A While back Microsoft announced a new Load balancing tier in Microsoft Azure called Azure load balancer standard, which is a new SKU of the existing load balancing service in Azure, which is still in preview when I’m writing this blogpost.
Azure provides different load balancing solutions, where we have Application Gateway (provides layer 7 and SSL based load balancing) Traffic Manager which provides geo redudancy using DNS based load balancing) and Load Balancer service which has been aimed at layer 4 load balancing.
Now there are many differences between the standard one and the old one (basic)

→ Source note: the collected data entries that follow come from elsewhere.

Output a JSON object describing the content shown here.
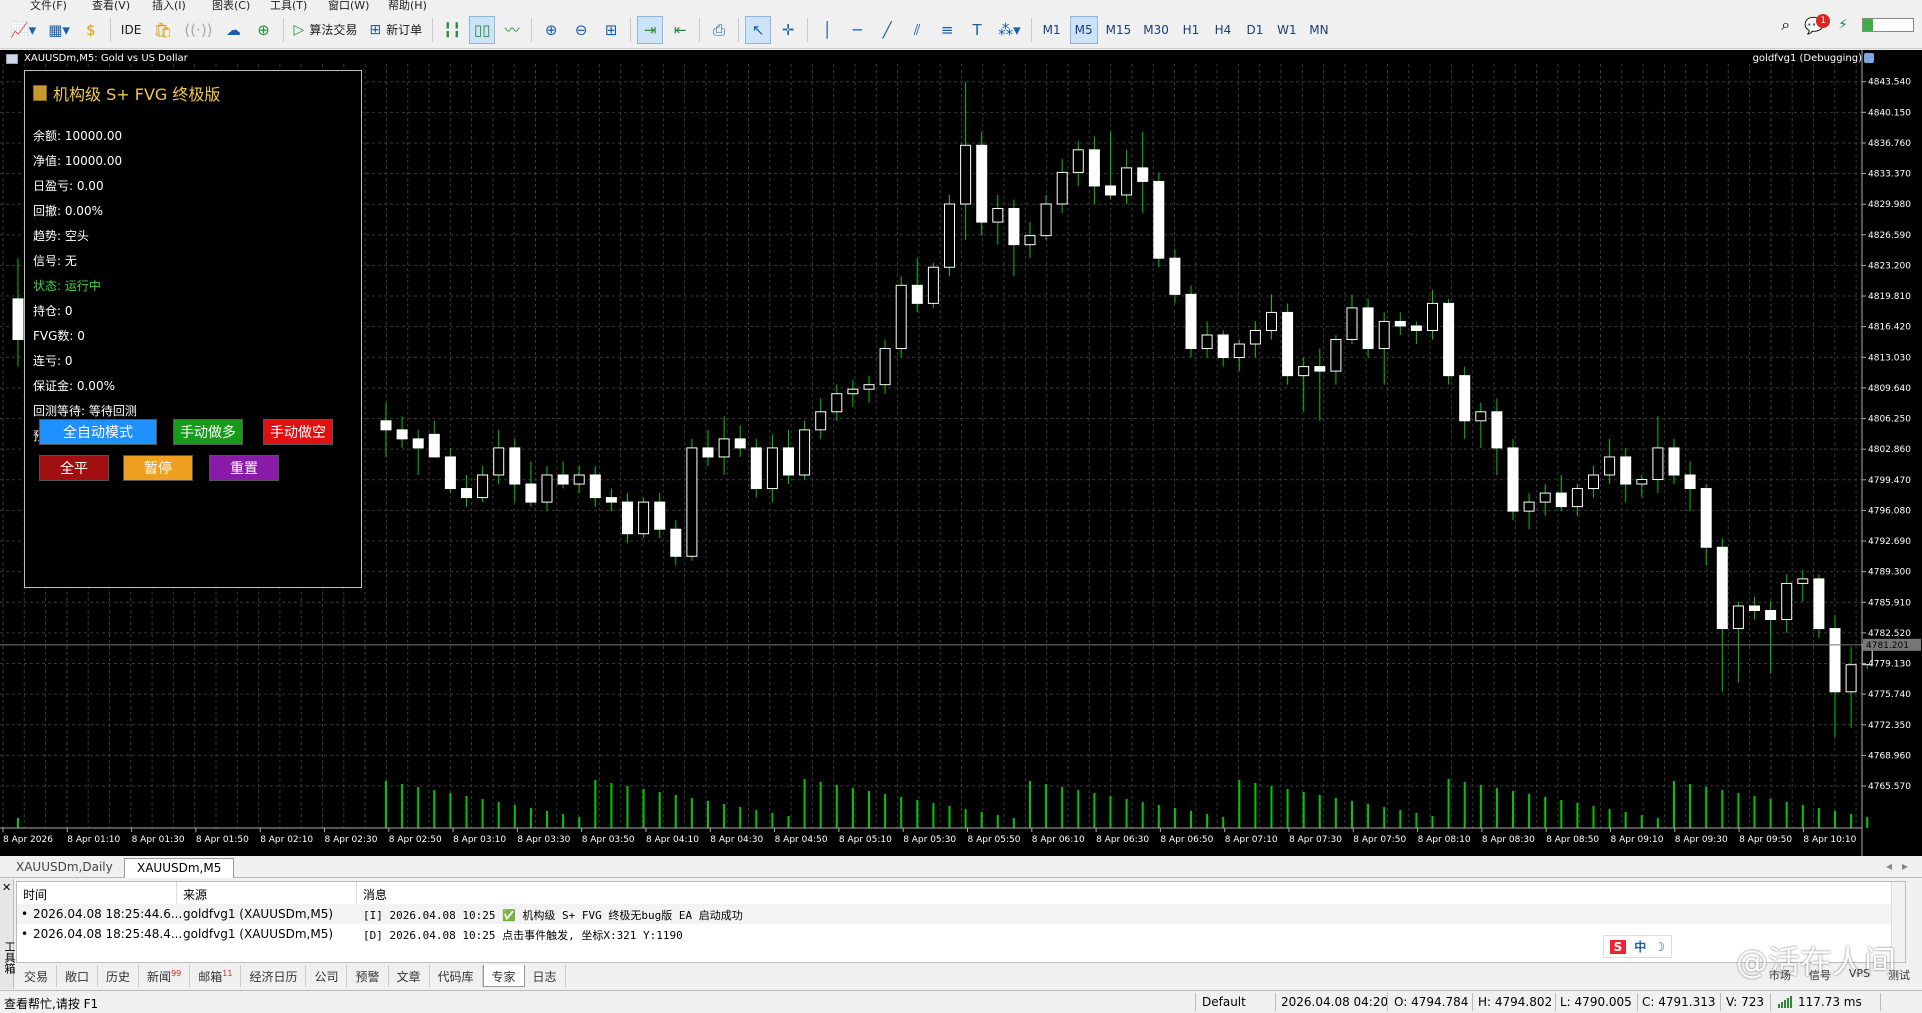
{
  "menu": [
    "文件(F)",
    "查看(V)",
    "插入(I)",
    "图表(C)",
    "工具(T)",
    "窗口(W)",
    "帮助(H)"
  ],
  "toolbar": {
    "ide_label": "IDE",
    "algo_label": "算法交易",
    "new_order_label": "新订单",
    "timeframes": [
      "M1",
      "M5",
      "M15",
      "M30",
      "H1",
      "H4",
      "D1",
      "W1",
      "MN"
    ],
    "active_timeframe": "M5",
    "notification_count": "1"
  },
  "chart": {
    "title": "XAUUSDm,M5:  Gold vs US Dollar",
    "ea_label": "goldfvg1 (Debugging)",
    "current_price_tag": "4781.201",
    "price_ticks": [
      "4843.540",
      "4840.150",
      "4836.760",
      "4833.370",
      "4829.980",
      "4826.590",
      "4823.200",
      "4819.810",
      "4816.420",
      "4813.030",
      "4809.640",
      "4806.250",
      "4802.860",
      "4799.470",
      "4796.080",
      "4792.690",
      "4789.300",
      "4785.910",
      "4782.520",
      "4779.130",
      "4775.740",
      "4772.350",
      "4768.960",
      "4765.570"
    ],
    "time_ticks": [
      "8 Apr 2026",
      "8 Apr 01:10",
      "8 Apr 01:30",
      "8 Apr 01:50",
      "8 Apr 02:10",
      "8 Apr 02:30",
      "8 Apr 02:50",
      "8 Apr 03:10",
      "8 Apr 03:30",
      "8 Apr 03:50",
      "8 Apr 04:10",
      "8 Apr 04:30",
      "8 Apr 04:50",
      "8 Apr 05:10",
      "8 Apr 05:30",
      "8 Apr 05:50",
      "8 Apr 06:10",
      "8 Apr 06:30",
      "8 Apr 06:50",
      "8 Apr 07:10",
      "8 Apr 07:30",
      "8 Apr 07:50",
      "8 Apr 08:10",
      "8 Apr 08:30",
      "8 Apr 08:50",
      "8 Apr 09:10",
      "8 Apr 09:30",
      "8 Apr 09:50",
      "8 Apr 10:10"
    ],
    "colors": {
      "background": "#000000",
      "grid": "#3a3a3a",
      "bull": "#ffffff",
      "bear": "#ffffff",
      "wick": "#00c800",
      "volume": "#00c800"
    }
  },
  "chart_data": {
    "type": "candlestick",
    "symbol": "XAUUSDm",
    "timeframe": "M5",
    "ylim": [
      4763.8,
      4845.5
    ],
    "current_price": 4781.201,
    "candles": [
      {
        "o": 4819.5,
        "h": 4824.0,
        "l": 4812.0,
        "c": 4815.0
      },
      {
        "o": 4806.0,
        "h": 4808.0,
        "l": 4802.0,
        "c": 4805.0
      },
      {
        "o": 4805.0,
        "h": 4806.5,
        "l": 4803.0,
        "c": 4804.0
      },
      {
        "o": 4804.0,
        "h": 4805.0,
        "l": 4800.0,
        "c": 4803.0
      },
      {
        "o": 4804.5,
        "h": 4806.0,
        "l": 4802.0,
        "c": 4802.0
      },
      {
        "o": 4802.0,
        "h": 4803.0,
        "l": 4798.0,
        "c": 4798.5
      },
      {
        "o": 4798.5,
        "h": 4800.0,
        "l": 4796.5,
        "c": 4797.5
      },
      {
        "o": 4797.5,
        "h": 4801.0,
        "l": 4797.0,
        "c": 4800.0
      },
      {
        "o": 4800.0,
        "h": 4805.0,
        "l": 4799.0,
        "c": 4803.0
      },
      {
        "o": 4803.0,
        "h": 4804.0,
        "l": 4797.0,
        "c": 4799.0
      },
      {
        "o": 4799.0,
        "h": 4801.5,
        "l": 4796.5,
        "c": 4797.0
      },
      {
        "o": 4797.0,
        "h": 4801.0,
        "l": 4796.0,
        "c": 4800.0
      },
      {
        "o": 4800.0,
        "h": 4801.5,
        "l": 4798.5,
        "c": 4799.0
      },
      {
        "o": 4799.0,
        "h": 4801.0,
        "l": 4798.0,
        "c": 4800.0
      },
      {
        "o": 4800.0,
        "h": 4801.0,
        "l": 4796.5,
        "c": 4797.5
      },
      {
        "o": 4797.5,
        "h": 4798.5,
        "l": 4796.0,
        "c": 4797.0
      },
      {
        "o": 4797.0,
        "h": 4798.0,
        "l": 4792.5,
        "c": 4793.5
      },
      {
        "o": 4793.5,
        "h": 4797.5,
        "l": 4793.0,
        "c": 4797.0
      },
      {
        "o": 4797.0,
        "h": 4798.0,
        "l": 4793.0,
        "c": 4794.0
      },
      {
        "o": 4794.0,
        "h": 4795.0,
        "l": 4790.0,
        "c": 4791.0
      },
      {
        "o": 4791.0,
        "h": 4804.0,
        "l": 4790.5,
        "c": 4803.0
      },
      {
        "o": 4803.0,
        "h": 4805.0,
        "l": 4801.0,
        "c": 4802.0
      },
      {
        "o": 4802.0,
        "h": 4806.5,
        "l": 4800.0,
        "c": 4804.0
      },
      {
        "o": 4804.0,
        "h": 4805.5,
        "l": 4802.0,
        "c": 4803.0
      },
      {
        "o": 4803.0,
        "h": 4804.0,
        "l": 4797.5,
        "c": 4798.5
      },
      {
        "o": 4798.5,
        "h": 4804.5,
        "l": 4797.0,
        "c": 4803.0
      },
      {
        "o": 4803.0,
        "h": 4805.0,
        "l": 4799.0,
        "c": 4800.0
      },
      {
        "o": 4800.0,
        "h": 4806.0,
        "l": 4799.5,
        "c": 4805.0
      },
      {
        "o": 4805.0,
        "h": 4808.5,
        "l": 4804.0,
        "c": 4807.0
      },
      {
        "o": 4807.0,
        "h": 4810.0,
        "l": 4806.0,
        "c": 4809.0
      },
      {
        "o": 4809.0,
        "h": 4810.5,
        "l": 4807.5,
        "c": 4809.5
      },
      {
        "o": 4809.5,
        "h": 4811.0,
        "l": 4808.0,
        "c": 4810.0
      },
      {
        "o": 4810.0,
        "h": 4815.0,
        "l": 4809.0,
        "c": 4814.0
      },
      {
        "o": 4814.0,
        "h": 4822.0,
        "l": 4813.0,
        "c": 4821.0
      },
      {
        "o": 4821.0,
        "h": 4824.0,
        "l": 4818.0,
        "c": 4819.0
      },
      {
        "o": 4819.0,
        "h": 4823.5,
        "l": 4818.5,
        "c": 4823.0
      },
      {
        "o": 4823.0,
        "h": 4831.0,
        "l": 4822.0,
        "c": 4830.0
      },
      {
        "o": 4830.0,
        "h": 4843.5,
        "l": 4826.0,
        "c": 4836.5
      },
      {
        "o": 4836.5,
        "h": 4838.0,
        "l": 4826.5,
        "c": 4828.0
      },
      {
        "o": 4828.0,
        "h": 4831.0,
        "l": 4825.5,
        "c": 4829.5
      },
      {
        "o": 4829.5,
        "h": 4830.5,
        "l": 4822.0,
        "c": 4825.5
      },
      {
        "o": 4825.5,
        "h": 4828.0,
        "l": 4824.0,
        "c": 4826.5
      },
      {
        "o": 4826.5,
        "h": 4831.0,
        "l": 4826.0,
        "c": 4830.0
      },
      {
        "o": 4830.0,
        "h": 4835.0,
        "l": 4829.0,
        "c": 4833.5
      },
      {
        "o": 4833.5,
        "h": 4837.0,
        "l": 4832.0,
        "c": 4836.0
      },
      {
        "o": 4836.0,
        "h": 4837.5,
        "l": 4830.0,
        "c": 4832.0
      },
      {
        "o": 4832.0,
        "h": 4838.0,
        "l": 4830.5,
        "c": 4831.0
      },
      {
        "o": 4831.0,
        "h": 4836.0,
        "l": 4830.0,
        "c": 4834.0
      },
      {
        "o": 4834.0,
        "h": 4838.0,
        "l": 4829.0,
        "c": 4832.5
      },
      {
        "o": 4832.5,
        "h": 4833.5,
        "l": 4823.0,
        "c": 4824.0
      },
      {
        "o": 4824.0,
        "h": 4825.0,
        "l": 4819.0,
        "c": 4820.0
      },
      {
        "o": 4820.0,
        "h": 4821.0,
        "l": 4813.0,
        "c": 4814.0
      },
      {
        "o": 4814.0,
        "h": 4817.0,
        "l": 4813.0,
        "c": 4815.5
      },
      {
        "o": 4815.5,
        "h": 4816.0,
        "l": 4812.0,
        "c": 4813.0
      },
      {
        "o": 4813.0,
        "h": 4815.0,
        "l": 4811.5,
        "c": 4814.5
      },
      {
        "o": 4814.5,
        "h": 4817.0,
        "l": 4813.0,
        "c": 4816.0
      },
      {
        "o": 4816.0,
        "h": 4820.0,
        "l": 4815.0,
        "c": 4818.0
      },
      {
        "o": 4818.0,
        "h": 4819.0,
        "l": 4810.0,
        "c": 4811.0
      },
      {
        "o": 4811.0,
        "h": 4813.0,
        "l": 4807.0,
        "c": 4812.0
      },
      {
        "o": 4812.0,
        "h": 4814.0,
        "l": 4806.0,
        "c": 4811.5
      },
      {
        "o": 4811.5,
        "h": 4815.5,
        "l": 4810.0,
        "c": 4815.0
      },
      {
        "o": 4815.0,
        "h": 4820.0,
        "l": 4814.5,
        "c": 4818.5
      },
      {
        "o": 4818.5,
        "h": 4819.5,
        "l": 4813.0,
        "c": 4814.0
      },
      {
        "o": 4814.0,
        "h": 4818.0,
        "l": 4810.0,
        "c": 4817.0
      },
      {
        "o": 4817.0,
        "h": 4818.0,
        "l": 4815.5,
        "c": 4816.5
      },
      {
        "o": 4816.5,
        "h": 4817.0,
        "l": 4814.5,
        "c": 4816.0
      },
      {
        "o": 4816.0,
        "h": 4820.5,
        "l": 4815.0,
        "c": 4819.0
      },
      {
        "o": 4819.0,
        "h": 4819.5,
        "l": 4810.0,
        "c": 4811.0
      },
      {
        "o": 4811.0,
        "h": 4812.0,
        "l": 4804.0,
        "c": 4806.0
      },
      {
        "o": 4806.0,
        "h": 4808.0,
        "l": 4803.0,
        "c": 4807.0
      },
      {
        "o": 4807.0,
        "h": 4808.5,
        "l": 4800.0,
        "c": 4803.0
      },
      {
        "o": 4803.0,
        "h": 4804.0,
        "l": 4795.0,
        "c": 4796.0
      },
      {
        "o": 4796.0,
        "h": 4798.0,
        "l": 4794.0,
        "c": 4797.0
      },
      {
        "o": 4797.0,
        "h": 4799.0,
        "l": 4795.5,
        "c": 4798.0
      },
      {
        "o": 4798.0,
        "h": 4800.0,
        "l": 4796.0,
        "c": 4796.5
      },
      {
        "o": 4796.5,
        "h": 4799.0,
        "l": 4795.5,
        "c": 4798.5
      },
      {
        "o": 4798.5,
        "h": 4801.0,
        "l": 4797.5,
        "c": 4800.0
      },
      {
        "o": 4800.0,
        "h": 4804.0,
        "l": 4799.0,
        "c": 4802.0
      },
      {
        "o": 4802.0,
        "h": 4803.0,
        "l": 4797.0,
        "c": 4799.0
      },
      {
        "o": 4799.0,
        "h": 4800.0,
        "l": 4797.5,
        "c": 4799.5
      },
      {
        "o": 4799.5,
        "h": 4806.5,
        "l": 4798.0,
        "c": 4803.0
      },
      {
        "o": 4803.0,
        "h": 4804.0,
        "l": 4799.0,
        "c": 4800.0
      },
      {
        "o": 4800.0,
        "h": 4801.5,
        "l": 4796.0,
        "c": 4798.5
      },
      {
        "o": 4798.5,
        "h": 4799.0,
        "l": 4790.0,
        "c": 4792.0
      },
      {
        "o": 4792.0,
        "h": 4793.0,
        "l": 4776.0,
        "c": 4783.0
      },
      {
        "o": 4783.0,
        "h": 4786.0,
        "l": 4777.0,
        "c": 4785.5
      },
      {
        "o": 4785.5,
        "h": 4786.5,
        "l": 4784.0,
        "c": 4785.0
      },
      {
        "o": 4785.0,
        "h": 4786.0,
        "l": 4778.0,
        "c": 4784.0
      },
      {
        "o": 4784.0,
        "h": 4789.0,
        "l": 4782.5,
        "c": 4788.0
      },
      {
        "o": 4788.0,
        "h": 4789.5,
        "l": 4786.0,
        "c": 4788.5
      },
      {
        "o": 4788.5,
        "h": 4789.0,
        "l": 4782.0,
        "c": 4783.0
      },
      {
        "o": 4783.0,
        "h": 4784.5,
        "l": 4771.0,
        "c": 4776.0
      },
      {
        "o": 4776.0,
        "h": 4781.0,
        "l": 4772.0,
        "c": 4779.0
      },
      {
        "o": 4779.0,
        "h": 4781.5,
        "l": 4778.5,
        "c": 4781.2
      }
    ]
  },
  "ea_panel": {
    "title": "机构级 S+ FVG 终极版",
    "lines": [
      "余额: 10000.00",
      "净值: 10000.00",
      "日盈亏: 0.00",
      "回撤: 0.00%",
      "趋势: 空头",
      "信号: 无",
      "状态: 运行中",
      "持仓: 0",
      "FVG数: 0",
      "连亏: 0",
      "保证金: 0.00%",
      "回测等待: 等待回测",
      "预设: 黄金"
    ],
    "status_line_color": "#43d14a",
    "buttons": [
      {
        "label": "全自动模式",
        "color": "#1e90ff"
      },
      {
        "label": "手动做多",
        "color": "#1a9a1a"
      },
      {
        "label": "手动做空",
        "color": "#e01010"
      },
      {
        "label": "全平",
        "color": "#a01010"
      },
      {
        "label": "暂停",
        "color": "#f0a020"
      },
      {
        "label": "重置",
        "color": "#8a1aa8"
      }
    ]
  },
  "chart_tabs": [
    "XAUUSDm,Daily",
    "XAUUSDm,M5"
  ],
  "chart_tab_active": 1,
  "toolbox": {
    "side_label": "工具箱",
    "columns": [
      "时间",
      "来源",
      "消息"
    ],
    "rows": [
      {
        "time": "2026.04.08 18:25:44.6...",
        "source": "goldfvg1 (XAUUSDm,M5)",
        "message": "[I] 2026.04.08 10:25 ✅ 机构级 S+ FVG 终极无bug版 EA 启动成功"
      },
      {
        "time": "2026.04.08 18:25:48.4...",
        "source": "goldfvg1 (XAUUSDm,M5)",
        "message": "[D] 2026.04.08 10:25 点击事件触发, 坐标X:321 Y:1190"
      }
    ],
    "tabs": [
      {
        "label": "交易"
      },
      {
        "label": "敞口"
      },
      {
        "label": "历史"
      },
      {
        "label": "新闻",
        "badge": "99"
      },
      {
        "label": "邮箱",
        "badge": "11"
      },
      {
        "label": "经济日历"
      },
      {
        "label": "公司"
      },
      {
        "label": "预警"
      },
      {
        "label": "文章"
      },
      {
        "label": "代码库"
      },
      {
        "label": "专家"
      },
      {
        "label": "日志"
      }
    ],
    "active_tab": 10,
    "right_items": [
      "市场",
      "信号",
      "VPS",
      "测试"
    ],
    "watermark": "@活在人间",
    "ime": [
      "S",
      "中",
      "☽"
    ]
  },
  "statusbar": {
    "help": "查看帮忙,请按 F1",
    "profile": "Default",
    "datetime": "2026.04.08 04:20",
    "open": "O: 4794.784",
    "high": "H: 4794.802",
    "low": "L: 4790.005",
    "close": "C: 4791.313",
    "volume": "V: 723",
    "ping": "117.73 ms"
  }
}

| Standard SKU | Basic SKU | |
| Backend pool endpoints | any virtual machine in a single virtual network, including blend of virtual machines, availability sets, virtual machine scale sets. | virtual machines in a single availability set or virtual machine scale set |
| Availability Zones | zone-redundant and zonal frontends for inbound and outbound, outbound flows mappings survive zone failure, cross-zone load balancing | / |
| Diagnostics | Azure Monitor, multi-dimensional metrics including byte and packet counters, health probe status, connection attempts (TCP SYN), outbound connection health (SNAT successful and failed flows), active data plane measurements | Azure Log Analytics for public Load Balancer only, SNAT exhaustion alert, backend pool health count |
| HA Ports | internal Load Balancer | / |
| Secure by default | default closed for public IP and Load Balancer endpoints and a network security group must be used to explicitly whitelist for traffic to flow | default open, network security group optional |
| Outbound connections | Multiple frontends with per rule opt-out. An outbound scenario must be explicitly created for the virtual machine to be able to use outbound connectivity. VNet Service Endpoints can be reached without outbound connectivity and do not count towards data processed. Any public IP addresses, including Azure PaaS services not available as VNet Service Endpoints, must be reached via outbound connectivity and count towards data processed. When only an internal Load Balancer is serving a virtual machine, outbound connections via default SNAT are not available. Outbound SNAT programming is transport protocol specific based on protocol of the inbound load balancing rule. | Single frontend, selected at random when multiple frontends are present. When only internal Load Balancer is serving a virtual machine, default SNAT is used. |
| Multiple frontends | Inbound and outbound | Inbound only |
| Management Operations | Most operations < 30 seconds | 60-90+ seconds typical |
| SLA | 99.99% for data path with two healthy virtual machines | Implicit in VM SLA |
| Pricing | Charged based on number of rules, data processed inbound or outbound associated with resource | No charge |
Now like AWS, Microsoft now charges based upon Load balancing rules and data processed (only for the standard SKU, the basic one is still free)
Load Balancing rules:
First 5 rules: $0.025/hour
Additional rules: $0.01/rule/hour
Data processed trough the load balancer.
$0.005 per GB
The biggest change in this new tier is that 1: It supports availability zones (Which today was GA), It has a much better diagnotics options and lastly it provides something called HA ports which ill come back to a little bit later in this post. To get started to configure a azure load balancer standard you might need to use the CLI or PowerShell, this example belove shows using Azure CLI.
Create Resource Group
az group create –name changename–location changelocation
Create Public IP with Standard SKU
az network public-ip create –resource-group myResourceGroupSLB –name myPublicIP –sku Standard
Create Standard load balancer
az network lb create –resource-group changename –name changename –public-ip-address myPublicIP –frontend-ip-name myFrontEnd –backend-pool-name myBackEndPool –sku Standard
Now looking back at some of the new functionality such as HA ports, this feature helps you with high availability and scale for network virtual appliances (NVA) inside virtual networks. It can also help when a large number of ports must be load balanced since we can load balance entire ports ranges, setting the port value to 0, and the protocol to All. The internal Load Balancer resource then balances all TCP and UDP flows, regardless of port number. NOTE: that if you want to use HA ports to provide HA for NVA in Azure please make sure that the vendor has verified the appliances to work with HA ports.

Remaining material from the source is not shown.